Steve McClaren: Newcastle United head coach's future remain in doubt

McClaren was at the club's Darsley Park training headquarters on Tuesday

Newcastle United head coach Steve McClaren was back at work on Tuesday but his future at the club remains in doubt.

McClaren arrived at the club’s Darsley Park training headquarters early, ready to put his players through their paces as usual at 10.30am.

Newcastle, who lie just one place off the foot of the Premier League table with 10 games of their season remaining, are in danger of slipping out of the top flight for the second time in seven years. They have won only once in their last six league games and were humbled 3-1 by Bournemouth at St James’ Park on Saturday, when the crowd turned on McClaren for the first time.

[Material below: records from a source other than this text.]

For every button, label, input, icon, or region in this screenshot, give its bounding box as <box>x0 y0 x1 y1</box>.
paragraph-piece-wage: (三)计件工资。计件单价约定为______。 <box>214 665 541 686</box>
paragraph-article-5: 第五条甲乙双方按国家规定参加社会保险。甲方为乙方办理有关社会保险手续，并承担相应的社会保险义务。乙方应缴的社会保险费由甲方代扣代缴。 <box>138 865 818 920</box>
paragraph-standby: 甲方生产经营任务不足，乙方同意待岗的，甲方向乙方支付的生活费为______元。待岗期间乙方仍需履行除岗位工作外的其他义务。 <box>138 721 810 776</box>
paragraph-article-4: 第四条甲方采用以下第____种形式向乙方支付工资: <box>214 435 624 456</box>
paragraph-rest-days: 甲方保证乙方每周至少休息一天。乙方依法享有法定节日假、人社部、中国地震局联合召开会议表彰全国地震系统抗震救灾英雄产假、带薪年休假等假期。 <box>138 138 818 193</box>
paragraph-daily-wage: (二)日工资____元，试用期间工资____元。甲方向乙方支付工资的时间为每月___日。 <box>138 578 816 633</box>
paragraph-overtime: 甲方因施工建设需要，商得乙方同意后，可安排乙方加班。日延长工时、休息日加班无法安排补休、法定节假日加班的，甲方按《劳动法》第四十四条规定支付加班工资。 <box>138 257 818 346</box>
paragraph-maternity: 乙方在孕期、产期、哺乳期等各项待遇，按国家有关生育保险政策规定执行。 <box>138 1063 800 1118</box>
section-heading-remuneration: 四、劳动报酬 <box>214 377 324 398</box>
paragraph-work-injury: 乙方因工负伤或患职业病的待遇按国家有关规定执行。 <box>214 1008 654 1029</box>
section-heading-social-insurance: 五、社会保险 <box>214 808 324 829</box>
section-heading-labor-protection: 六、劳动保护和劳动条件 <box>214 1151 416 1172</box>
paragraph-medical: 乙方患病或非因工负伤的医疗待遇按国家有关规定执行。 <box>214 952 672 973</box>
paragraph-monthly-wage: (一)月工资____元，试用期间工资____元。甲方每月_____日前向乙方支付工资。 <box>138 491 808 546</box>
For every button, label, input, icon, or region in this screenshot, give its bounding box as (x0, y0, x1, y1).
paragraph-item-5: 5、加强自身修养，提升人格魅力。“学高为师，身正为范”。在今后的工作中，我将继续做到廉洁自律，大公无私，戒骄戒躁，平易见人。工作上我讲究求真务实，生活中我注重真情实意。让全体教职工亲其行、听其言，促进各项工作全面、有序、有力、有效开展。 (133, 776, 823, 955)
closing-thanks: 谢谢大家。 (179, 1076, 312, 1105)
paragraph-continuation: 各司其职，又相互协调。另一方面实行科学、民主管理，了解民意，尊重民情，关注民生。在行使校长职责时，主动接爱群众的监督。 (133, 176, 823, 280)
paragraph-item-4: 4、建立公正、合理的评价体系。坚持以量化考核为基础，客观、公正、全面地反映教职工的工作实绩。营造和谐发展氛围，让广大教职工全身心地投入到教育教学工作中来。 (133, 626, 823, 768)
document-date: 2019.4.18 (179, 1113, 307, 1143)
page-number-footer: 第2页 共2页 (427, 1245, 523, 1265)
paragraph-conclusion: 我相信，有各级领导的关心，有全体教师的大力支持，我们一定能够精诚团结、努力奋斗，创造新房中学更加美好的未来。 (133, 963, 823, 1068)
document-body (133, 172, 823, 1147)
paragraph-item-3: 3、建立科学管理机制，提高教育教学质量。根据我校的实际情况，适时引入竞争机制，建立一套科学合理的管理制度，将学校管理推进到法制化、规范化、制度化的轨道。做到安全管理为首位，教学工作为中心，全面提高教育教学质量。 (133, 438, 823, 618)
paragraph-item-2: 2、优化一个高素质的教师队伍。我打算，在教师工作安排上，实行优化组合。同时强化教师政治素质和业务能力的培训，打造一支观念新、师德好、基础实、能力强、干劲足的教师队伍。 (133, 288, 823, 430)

The club’s board, with the conspicuous absence of the head coach, met away from Tyneside on Monday with managing director Lee Charnley, chief scout Graham Carr and club ambassador Bob Moncur discussing possible ways forward.

However, as of last night Newcastle had made no communication with Rafael Benitez’s representatives about the possibility of him becoming their next manager. The chances of the former Liverpool and Real Madrid manager succeeding Steve McClaren cannot be ruled out, yet it is a remote one. Wages could be an issue, with Newcastle notoriously tight-spenders. The North East club would certainly need to make a very convincing case to Benitez, who parted company with the Spanish side in January, considering the serious risk of relegation which comes attached to such a job.

Newcastle’s board has to decide whether to take a gamble on leaving McClaren in charge or replacing him with time running out in a season which will determine whether they receive a full share of the new £5.14billion broadcast deal next season.

David Moyes, Benitez and Nigel Pearson could head the list of potential candidates if they opt to sack McClaren.

McClaren’s position is complicated by the fact that he was the choice of Charnley, rather than owner Mike Ashley, and dismissing him now could be viewed as an admission of failure on his part, while an £82m recruitment programme overseen by Carr, much of which was in place before the former England manager was appointed, has still left huge gaps in the squad.